Этим выстрелом я спасаю многие жизни. Я много убивал, и не всегда, спасаясь от непосредственной угрозы собственной жизни. Дошло до того, что даже стал считать свои убийства ремеслом, профессией. Господи, в каком мире мы живем, если считаем эти ужасы нормой? Живем в этом дерьме, и еще умудряемся шутить, веселиться. Ведь если задуматься, то выращено целое поколение уродов, умеющих только одно — убивать! Не сеять, не пахать, не строить! У-би-вать! Если в это вдуматься, то становится страшно до дрожи.
Я должен сделать еще один выстрел, и, возможно, для меня он будет последним. Заберу эту жизнь, чтобы спасти много других. Мы с этим человеком одной крови, но у нас разные взгляды на жизнь. Как снайпер, могу четко сказать — жизнь бесценна, как бы это глупо ни звучало из моих уст.

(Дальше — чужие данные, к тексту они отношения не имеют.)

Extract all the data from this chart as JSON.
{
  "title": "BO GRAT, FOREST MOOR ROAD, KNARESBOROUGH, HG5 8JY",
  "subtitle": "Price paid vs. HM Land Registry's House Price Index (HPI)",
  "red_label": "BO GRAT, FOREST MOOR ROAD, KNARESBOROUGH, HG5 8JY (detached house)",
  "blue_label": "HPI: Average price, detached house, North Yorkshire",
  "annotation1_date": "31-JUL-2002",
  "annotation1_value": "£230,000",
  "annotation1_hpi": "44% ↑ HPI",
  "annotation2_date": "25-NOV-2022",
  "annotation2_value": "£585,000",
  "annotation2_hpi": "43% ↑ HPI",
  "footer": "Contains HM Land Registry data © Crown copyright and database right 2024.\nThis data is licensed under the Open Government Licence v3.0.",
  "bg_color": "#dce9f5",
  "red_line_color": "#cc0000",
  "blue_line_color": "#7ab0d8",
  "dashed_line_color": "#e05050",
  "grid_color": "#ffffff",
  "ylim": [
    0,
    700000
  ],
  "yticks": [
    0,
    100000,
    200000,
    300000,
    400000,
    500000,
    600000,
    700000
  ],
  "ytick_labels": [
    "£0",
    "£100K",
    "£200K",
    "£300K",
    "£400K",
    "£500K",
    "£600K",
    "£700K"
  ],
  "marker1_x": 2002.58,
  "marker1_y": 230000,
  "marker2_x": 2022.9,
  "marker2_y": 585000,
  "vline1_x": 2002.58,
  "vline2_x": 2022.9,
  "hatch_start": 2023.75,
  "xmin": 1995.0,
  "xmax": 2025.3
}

На моем карабине не хватит места, чтобы поместились все зарубки. И я, как Штайнберг, когда-то втайне гордился своими победами, но сейчас только осознал — это мое проклятие, я поплачусь за все мной содеянное. Может, не сейчас, может, чуть позже. Но все равно кара постигнет меня. И майор фон Хельц не избежит своей участи.

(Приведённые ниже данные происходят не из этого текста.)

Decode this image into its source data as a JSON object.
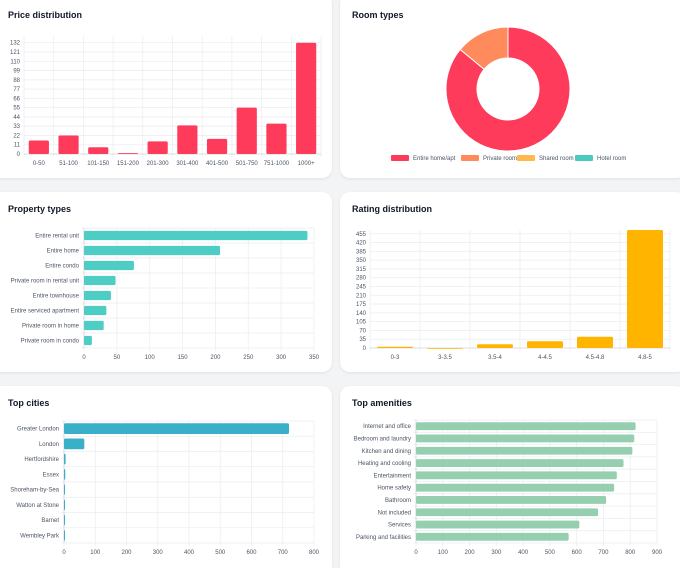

Он уже подходит к машине, довольный, гордый собой. Фон Хельц стоит у «Мерседеса», но медлит садиться в машину. Он оглядывает наши позиции, как бы прощаясь с ними и вместе с тем с нами… На его лице появляется легкая усмешка, и я понимаю, что момент настал.
Я нажимаю на спусковой крючок.
Пуля входит ему ровно в лоб. Это хороший выстрел. С такого большого расстояния я попал точно туда, куда целился. Словно Господь направил меня, помог сделать это. Фон Хельца отбрасывает на машину, новенькая фуражка отлетает в сторону и падает в пыль. Мне кажется, что она летит целую вечность. Майор медленно оседает в пыль, голова свешивается набок. Труп фон Хельца напоминает тряпичную куклу. Он больше не кукловод, он превратился в марионетку, у которой обрезаны все ниточки. Водитель в панике мечется над телом и кричит, зыркая глазами в разные стороны. Я сделал то, что велела моя совесть. Я выполнил свою миссию.